Axis 2, Team 1 | Interaction of chemical environmental contaminants with membrane transport proteins

Axis 2 undertaken by IRSET Team 1 aims to understand the toxicokinetic behaviour of environmental contaminants, in particular in the pulmonary tract and to characterize their interaction with membrane transport proteins responsible for dangerous effects on health.

  1. Objective
  2. In vitro cellular and molecular approaches
  3. In silico approach
Schéma de recherche. - Axe 2, Equipe 1 | Interactions des contaminants environnementaux chimiques avec les transporteurs membranaires  - © Irset

Objective

Influx and efflux membrane transporters play an important role in the cellular and tissular pharmacokinetics of drugs , in particular with regard to absorption (in the gut), distribution (passage through the hemato-tissular barriers) and elimination in the liver and kidneys. They also potentially play a part in the absorption of drugs through the pulmonary tract and in placental transfer.
Moreover, the regulation of their expression and activity by many drugs can cause medication interaction, which has prompted drugs agencies to request that the potential interaction of new drugs with membrane transporters should be systematically characterized.
Like drugs, chemical environmental contaminants may potentially interact with xenobiotics membrane transporters. Such interactions and the effects of environmental contaminants in toxicokinetic and cellular toxicity terms, remain relatively unexplored. Our program therefore aims to define the nature of such interactions and characterize their potential contribution to the detrimental effects of environmental contaminants via an in vitro cellular/molecular approach and an in silico modelling approach, particularly at the pulmonary barrier level.

 

In vitro cellular and molecular approaches

Approches cellulaire/moléculaire in vitro - Etude in vitro des interactions transporteurs-contaminants chimiques.  - © Irset

Interaction between chemical environmental contaminants(pesticides, endocrine disruptors, petrol-like aromas, heavy metals, etc.) either alone or in combination, and membrane transporters (inhibition, uptake) are analysed using cellular models that over-express the transporters (transfected clones) or represent various biological barriers such as pulmonary epithelial cells, hepatocytes, intestinal cells; placental cells, etc.
The techniques used involve fluorescent, radiometric or HPLC tandem mass spectrometry quantification methods. In parallel, we study the role of the passive diffusion of contaminants in their cellular pharmaco-kinetics.
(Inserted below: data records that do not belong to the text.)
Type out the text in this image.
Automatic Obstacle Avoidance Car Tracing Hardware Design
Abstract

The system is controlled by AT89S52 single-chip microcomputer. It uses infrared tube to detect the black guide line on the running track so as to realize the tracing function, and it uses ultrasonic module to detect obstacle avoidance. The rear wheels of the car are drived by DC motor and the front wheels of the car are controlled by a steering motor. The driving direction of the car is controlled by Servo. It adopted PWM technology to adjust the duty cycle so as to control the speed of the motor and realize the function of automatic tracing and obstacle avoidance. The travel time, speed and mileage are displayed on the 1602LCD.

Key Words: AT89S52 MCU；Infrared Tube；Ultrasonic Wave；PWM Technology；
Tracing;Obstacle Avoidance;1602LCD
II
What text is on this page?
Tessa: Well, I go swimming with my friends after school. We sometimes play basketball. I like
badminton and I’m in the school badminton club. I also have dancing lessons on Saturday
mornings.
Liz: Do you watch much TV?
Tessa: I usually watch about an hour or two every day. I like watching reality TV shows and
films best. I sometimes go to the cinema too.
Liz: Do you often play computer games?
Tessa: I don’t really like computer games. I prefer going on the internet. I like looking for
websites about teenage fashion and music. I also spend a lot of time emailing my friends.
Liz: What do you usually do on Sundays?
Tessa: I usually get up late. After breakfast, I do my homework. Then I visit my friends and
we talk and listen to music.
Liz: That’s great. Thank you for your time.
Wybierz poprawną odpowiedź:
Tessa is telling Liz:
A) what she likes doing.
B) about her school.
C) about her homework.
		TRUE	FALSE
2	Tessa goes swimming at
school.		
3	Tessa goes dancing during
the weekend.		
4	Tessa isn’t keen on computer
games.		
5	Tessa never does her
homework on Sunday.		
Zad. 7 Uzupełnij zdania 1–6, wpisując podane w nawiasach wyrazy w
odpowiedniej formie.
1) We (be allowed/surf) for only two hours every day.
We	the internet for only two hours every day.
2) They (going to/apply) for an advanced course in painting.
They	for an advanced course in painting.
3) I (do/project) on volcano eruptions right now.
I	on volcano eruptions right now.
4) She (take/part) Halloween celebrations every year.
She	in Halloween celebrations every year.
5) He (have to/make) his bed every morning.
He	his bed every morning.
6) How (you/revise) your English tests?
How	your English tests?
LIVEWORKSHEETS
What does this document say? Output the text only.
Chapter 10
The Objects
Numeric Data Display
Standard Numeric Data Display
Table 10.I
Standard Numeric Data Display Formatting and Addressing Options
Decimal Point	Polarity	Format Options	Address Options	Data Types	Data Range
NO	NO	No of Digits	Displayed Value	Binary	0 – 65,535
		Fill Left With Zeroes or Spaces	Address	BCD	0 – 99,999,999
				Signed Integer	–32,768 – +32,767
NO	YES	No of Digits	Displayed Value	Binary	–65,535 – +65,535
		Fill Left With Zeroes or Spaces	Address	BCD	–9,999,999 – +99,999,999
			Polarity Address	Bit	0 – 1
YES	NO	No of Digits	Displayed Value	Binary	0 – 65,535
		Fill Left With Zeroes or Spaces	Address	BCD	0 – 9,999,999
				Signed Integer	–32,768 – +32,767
The regulation of membrane transporter expression by environmental contaminants in various cellular models (pulmonary cells, hepatocytes, placental cells, etc.) is also studied by reverse transcription (RT-qPCR), Western-blot protein visualisation and functional analysis.
The potential implication of transporter-contaminant interaction in causing toxic effects is analyzed via general cellular toxicity techniques (viability, apostosis, barrier integrity) or specific techniques such as cellular endocrine disruption measurement.

In silico approach

Approches in silico  - Etude in silico des interactions transporteurs-contaminants chimiques. - © Irset

The in silico approach is mainly based on environmental contaminant molecular descriptor analysis and their role in predicting membrane transporter interaction, membrane passage and toxico-kinetics in the contaminants under study. It is partly based on the analysis of the data generated by our in vitro cellular/molecular approach. The bioinformatics approach is implemented using  on line  or off-the-shelf pharmaco-kinetic prediction software. We also carry out a modelling and docking approach on the active transporter sites. We should eventually be able to incorporate these results in PBTK and TDTK models, which will enable us to predict the contamination of exposed subjects and the detrimental effects expected, according to the actual exposure level, in particular with regard to pulmonary exposure.